The most direct appeal to the future comes from Greta Thunberg, the teenage Swedish climate activist, who delivers a video message toward the end of the show. Like Thunberg, Björk’s daughter has been participating in climate strikes on Fridays. Her generation, Björk wrote in an email, “is extremely aware of the power of activism and I’m very proud of them.” (Björk also has a 32-year-old son and became a grandmother earlier this year.) The lyrics on “Utopia,” she wrote, “are about proposing to come up with a more compassionate way to interact with nature. Hopefully to start from a female point of view will help.”

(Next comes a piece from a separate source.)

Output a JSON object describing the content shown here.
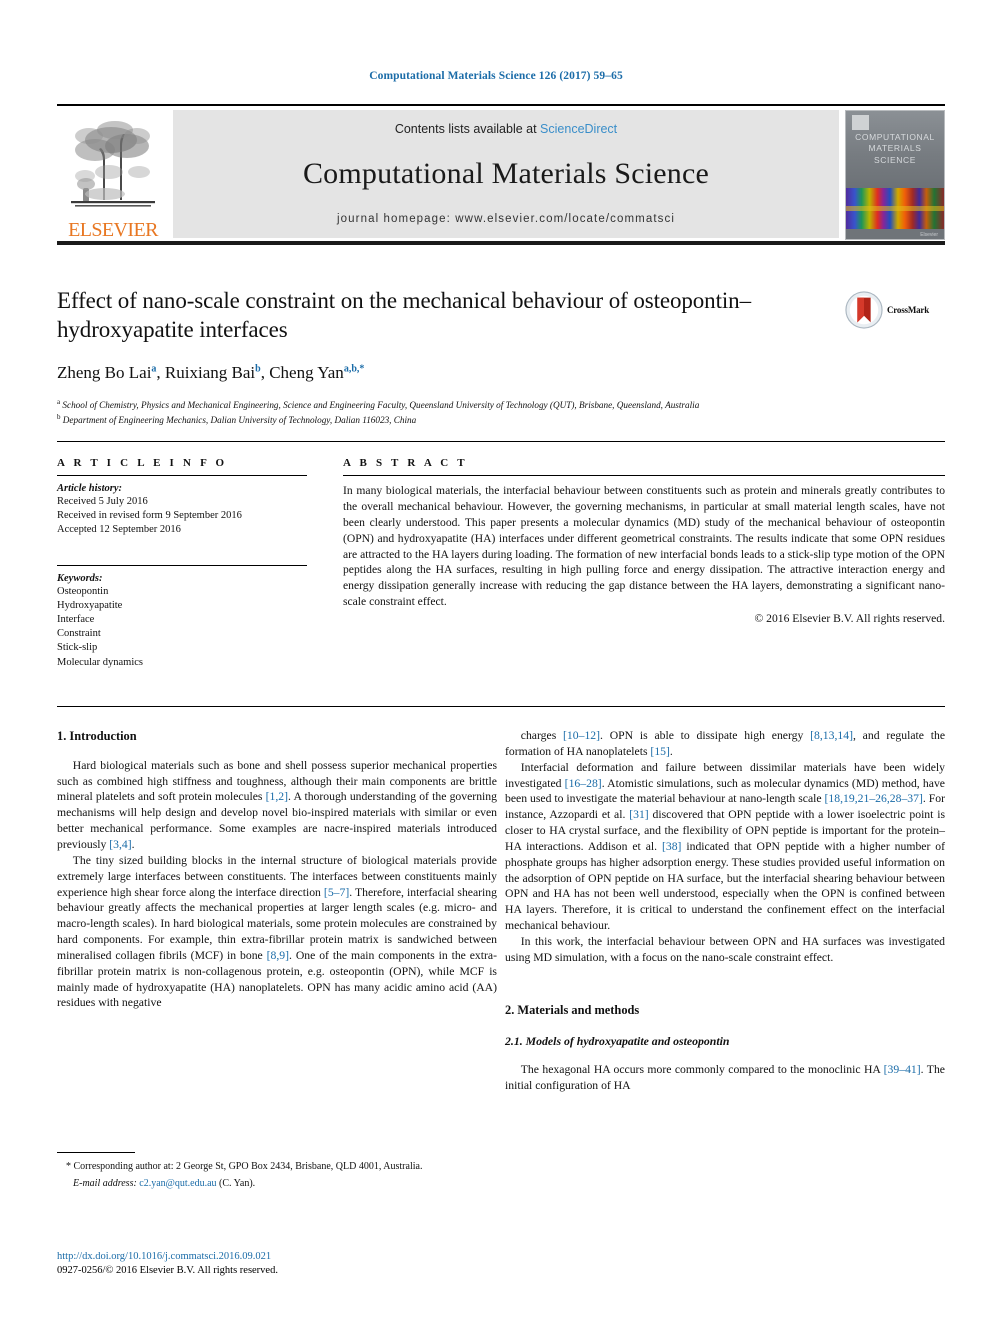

That is what Björk, who has been rooted in Iceland for the last year, has lately surrounded herself with. During our dark dinner, she said she was happy, and in love.

Romantic love ? I asked in an email later. Or the spark that comes with creative connection from partners like Arca ?

“Perhaps all of the above,” she wrote back. “‘Cornucopia’ is probably as expansive as I will get … an effort to find an equilibrium between all areas. And a way for love to be present.”